またシャルンホルスト中佐もクラウゼヴィッツ少尉の才覚を認め、個人的に開設した軍事学会に参加させています。この学会で数学、論理学、地理学、歴史学、文学などの一般教養を習得するのと同時に論文作成の技法を練磨し、これが後の著述活動の基礎を作ったのです。
その後は学会の会員だった王子の親衛連隊の副官として勤務し、この時期に後の愛妻・良妻・賢妻となる伯爵令嬢のマリー・フォン・ブリュールさんと知り合っています。
時代は全ヨーロッパを手中に収めようとするナポレオン・ボナパルトの侵略戦争の真っ只中であり、クラウゼヴィッツ少将も戦争に出征して実戦経験を積みながら捕虜生活も経験することになりました。

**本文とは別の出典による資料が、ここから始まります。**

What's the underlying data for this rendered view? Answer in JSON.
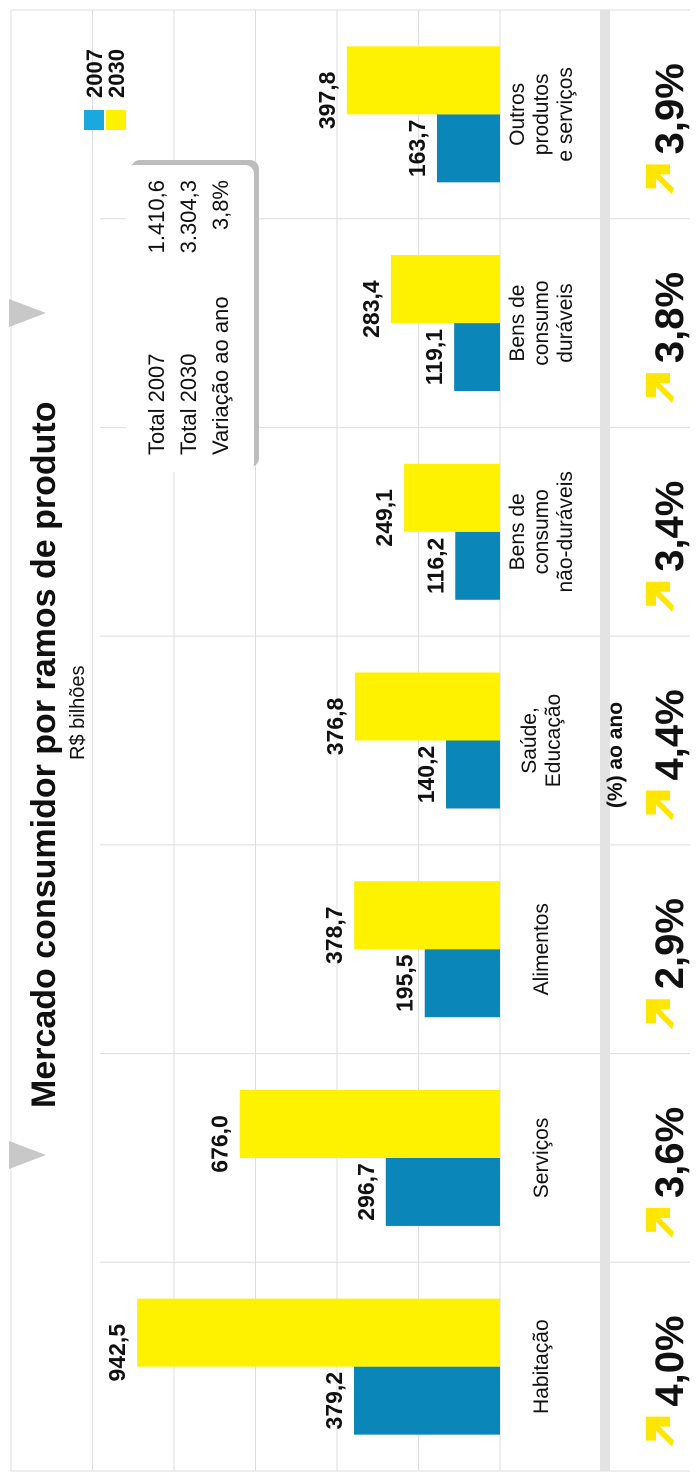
{
  "chart_data": {
    "type": "bar",
    "title": "Mercado consumidor por ramos de produto",
    "subtitle": "R$ bilhões",
    "categories": [
      [
        "Habitação"
      ],
      [
        "Serviços"
      ],
      [
        "Alimentos"
      ],
      [
        "Saúde,",
        "Educação"
      ],
      [
        "Bens de",
        "consumo",
        "não-duráveis"
      ],
      [
        "Bens de",
        "consumo",
        "duráveis"
      ],
      [
        "Outros",
        "produtos",
        "e serviços"
      ]
    ],
    "series": [
      {
        "name": "2007",
        "values": [
          379.2,
          296.7,
          195.5,
          140.2,
          116.2,
          119.1,
          163.7
        ],
        "labels": [
          "379,2",
          "296,7",
          "195,5",
          "140,2",
          "116,2",
          "119,1",
          "163,7"
        ]
      },
      {
        "name": "2030",
        "values": [
          942.5,
          676.0,
          378.7,
          376.8,
          249.1,
          283.4,
          397.8
        ],
        "labels": [
          "942,5",
          "676,0",
          "378,7",
          "376,8",
          "249,1",
          "283,4",
          "397,8"
        ]
      }
    ],
    "ylim": [
      0,
      1000
    ],
    "growth_caption": "(%) ao ano",
    "growth": [
      "4,0%",
      "3,6%",
      "2,9%",
      "4,4%",
      "3,4%",
      "3,8%",
      "3,9%"
    ],
    "colors": {
      "2007": "#0B86B8",
      "2030": "#FFF200",
      "legend_2007": "#19A8E0",
      "arrow": "#FFE600",
      "band": "#E3E3E3",
      "grid": "#DDDDDD",
      "marker": "#C8C8C8"
    },
    "summary": {
      "rows": [
        {
          "label": "Total 2007",
          "value": "1.410,6"
        },
        {
          "label": "Total 2030",
          "value": "3.304,3"
        },
        {
          "label": "Variação ao ano",
          "value": "3,8%"
        }
      ]
    }
  }
}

プロイセンがナポレオンに屈服すると帰国が許されますが、そこで陸軍省に転属して再会を果たしたシャルンホルスト中将と共に軍制改革を進め、密かに対フランス抵抗闘争の準備を始めたのです。
そしてシャルンホルスト中将はスペインの抗仏蜂起を指導してナポレオンに初の敗北を与え、クラウゼヴィッツ少将はロシアに赴いて対仏戦争に関する助言を与えています。

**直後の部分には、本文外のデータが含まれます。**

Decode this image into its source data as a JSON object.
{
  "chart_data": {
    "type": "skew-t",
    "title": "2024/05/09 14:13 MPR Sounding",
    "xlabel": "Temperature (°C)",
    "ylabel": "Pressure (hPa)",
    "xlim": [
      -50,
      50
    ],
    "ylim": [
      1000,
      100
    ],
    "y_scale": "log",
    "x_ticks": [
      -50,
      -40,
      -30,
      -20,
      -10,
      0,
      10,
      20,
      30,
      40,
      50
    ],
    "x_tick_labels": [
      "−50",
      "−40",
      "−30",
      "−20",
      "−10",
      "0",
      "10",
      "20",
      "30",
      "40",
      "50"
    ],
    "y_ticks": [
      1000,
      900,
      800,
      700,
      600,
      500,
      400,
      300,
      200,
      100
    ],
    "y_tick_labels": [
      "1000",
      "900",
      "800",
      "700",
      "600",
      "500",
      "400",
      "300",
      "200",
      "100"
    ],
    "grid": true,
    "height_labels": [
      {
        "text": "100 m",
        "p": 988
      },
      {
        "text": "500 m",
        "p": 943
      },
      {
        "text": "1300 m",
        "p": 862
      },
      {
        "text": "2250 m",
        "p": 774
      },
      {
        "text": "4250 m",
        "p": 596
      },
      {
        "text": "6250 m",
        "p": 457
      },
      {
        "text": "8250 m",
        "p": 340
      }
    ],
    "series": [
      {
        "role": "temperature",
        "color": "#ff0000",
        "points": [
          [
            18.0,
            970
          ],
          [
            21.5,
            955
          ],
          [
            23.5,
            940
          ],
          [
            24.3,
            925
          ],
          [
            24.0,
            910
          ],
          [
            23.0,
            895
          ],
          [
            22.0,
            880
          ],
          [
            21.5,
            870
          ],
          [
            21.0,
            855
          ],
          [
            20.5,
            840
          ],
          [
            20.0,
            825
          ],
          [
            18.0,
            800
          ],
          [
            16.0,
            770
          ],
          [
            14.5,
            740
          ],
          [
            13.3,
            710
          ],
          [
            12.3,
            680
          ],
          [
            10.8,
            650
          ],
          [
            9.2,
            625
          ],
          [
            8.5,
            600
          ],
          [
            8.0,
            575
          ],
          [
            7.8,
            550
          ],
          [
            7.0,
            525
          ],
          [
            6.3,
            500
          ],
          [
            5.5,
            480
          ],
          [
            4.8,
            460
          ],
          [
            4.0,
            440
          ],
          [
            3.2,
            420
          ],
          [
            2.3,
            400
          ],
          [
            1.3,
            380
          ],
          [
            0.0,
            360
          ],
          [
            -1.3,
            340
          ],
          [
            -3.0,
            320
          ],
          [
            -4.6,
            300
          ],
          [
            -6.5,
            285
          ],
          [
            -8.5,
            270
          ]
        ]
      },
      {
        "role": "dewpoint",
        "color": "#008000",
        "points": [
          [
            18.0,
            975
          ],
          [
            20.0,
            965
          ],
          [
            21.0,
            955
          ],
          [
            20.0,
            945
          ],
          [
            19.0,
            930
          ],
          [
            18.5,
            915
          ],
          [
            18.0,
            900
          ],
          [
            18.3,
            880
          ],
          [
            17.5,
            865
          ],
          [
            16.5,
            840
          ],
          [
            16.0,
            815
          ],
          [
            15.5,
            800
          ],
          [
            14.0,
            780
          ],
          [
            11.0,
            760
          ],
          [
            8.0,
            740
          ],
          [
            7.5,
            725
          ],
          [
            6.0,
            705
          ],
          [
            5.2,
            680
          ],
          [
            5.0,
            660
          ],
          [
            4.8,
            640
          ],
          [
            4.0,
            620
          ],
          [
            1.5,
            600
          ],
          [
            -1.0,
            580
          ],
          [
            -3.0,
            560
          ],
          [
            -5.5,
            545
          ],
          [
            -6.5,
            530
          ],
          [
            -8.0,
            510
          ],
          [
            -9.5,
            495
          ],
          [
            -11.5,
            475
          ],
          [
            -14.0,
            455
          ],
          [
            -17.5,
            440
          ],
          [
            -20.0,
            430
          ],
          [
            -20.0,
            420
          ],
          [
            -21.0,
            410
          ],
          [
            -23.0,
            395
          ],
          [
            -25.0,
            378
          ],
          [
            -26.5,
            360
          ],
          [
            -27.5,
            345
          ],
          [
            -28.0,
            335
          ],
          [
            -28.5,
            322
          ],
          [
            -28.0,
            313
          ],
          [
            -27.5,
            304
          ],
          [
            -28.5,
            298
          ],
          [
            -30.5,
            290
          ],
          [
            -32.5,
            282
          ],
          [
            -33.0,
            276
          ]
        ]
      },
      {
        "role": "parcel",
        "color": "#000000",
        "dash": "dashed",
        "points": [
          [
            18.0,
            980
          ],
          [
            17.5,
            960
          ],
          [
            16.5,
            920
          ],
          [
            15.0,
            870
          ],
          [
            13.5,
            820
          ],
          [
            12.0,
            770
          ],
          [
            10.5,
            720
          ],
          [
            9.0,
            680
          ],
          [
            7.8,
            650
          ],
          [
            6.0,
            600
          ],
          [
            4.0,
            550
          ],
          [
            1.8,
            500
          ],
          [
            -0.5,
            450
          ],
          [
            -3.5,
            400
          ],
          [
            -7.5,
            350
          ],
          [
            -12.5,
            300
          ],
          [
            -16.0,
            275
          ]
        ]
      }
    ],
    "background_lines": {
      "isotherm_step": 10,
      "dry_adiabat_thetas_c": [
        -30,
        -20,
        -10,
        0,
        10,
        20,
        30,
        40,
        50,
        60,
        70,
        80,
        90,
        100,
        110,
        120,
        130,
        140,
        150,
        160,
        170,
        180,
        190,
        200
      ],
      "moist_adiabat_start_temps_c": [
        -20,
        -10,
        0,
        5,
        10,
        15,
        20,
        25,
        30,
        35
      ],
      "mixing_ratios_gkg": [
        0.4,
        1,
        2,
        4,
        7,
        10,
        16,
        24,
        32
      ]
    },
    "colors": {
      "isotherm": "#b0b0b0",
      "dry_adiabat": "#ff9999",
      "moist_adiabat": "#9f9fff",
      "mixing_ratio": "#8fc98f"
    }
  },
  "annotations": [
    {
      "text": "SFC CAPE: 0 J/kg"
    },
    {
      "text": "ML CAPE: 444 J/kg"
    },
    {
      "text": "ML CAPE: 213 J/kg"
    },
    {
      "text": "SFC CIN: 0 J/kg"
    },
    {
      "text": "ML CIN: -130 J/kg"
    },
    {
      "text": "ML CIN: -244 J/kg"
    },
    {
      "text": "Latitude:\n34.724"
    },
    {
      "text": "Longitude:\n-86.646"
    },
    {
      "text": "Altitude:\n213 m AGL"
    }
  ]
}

帰国後は陸軍士官学校長に就任し「戦争論」の執筆を始めました。これはクラウゼヴィッツ少将が反ナポレオンであることをフランスに知られることで占領政策に悪影響を及ぼすことを危惧したプロイセン陸軍が学生に対する講義を許さなかったため、時間を持て余した暇つぶしだったとも言われています。
「戦争論」では戦争を「他の手段を以ってする政治の延長」と定義しており、その根底には人間が本来有する凶暴性があるとしています。
ただ戦争には決闘の延長線上にある通常戦と相手を完全に打倒する殲滅戦があり、政治的制御により後者は発生しないと述べていますが、第2次世界大戦に於いてドイツと日本を舞台とする殲滅戦が実現してしまいました。
「戦争論」はクラウゼヴィッツ少将がこの日にコレラで病没した時点では全8篇のうち6篇までしか脱稿しておらず、残りは賢妻のブリュールさんが7篇を執筆・編纂し、1836年にブリュールさんが病没した後には協力者たちによって8篇が出版されて完結しました。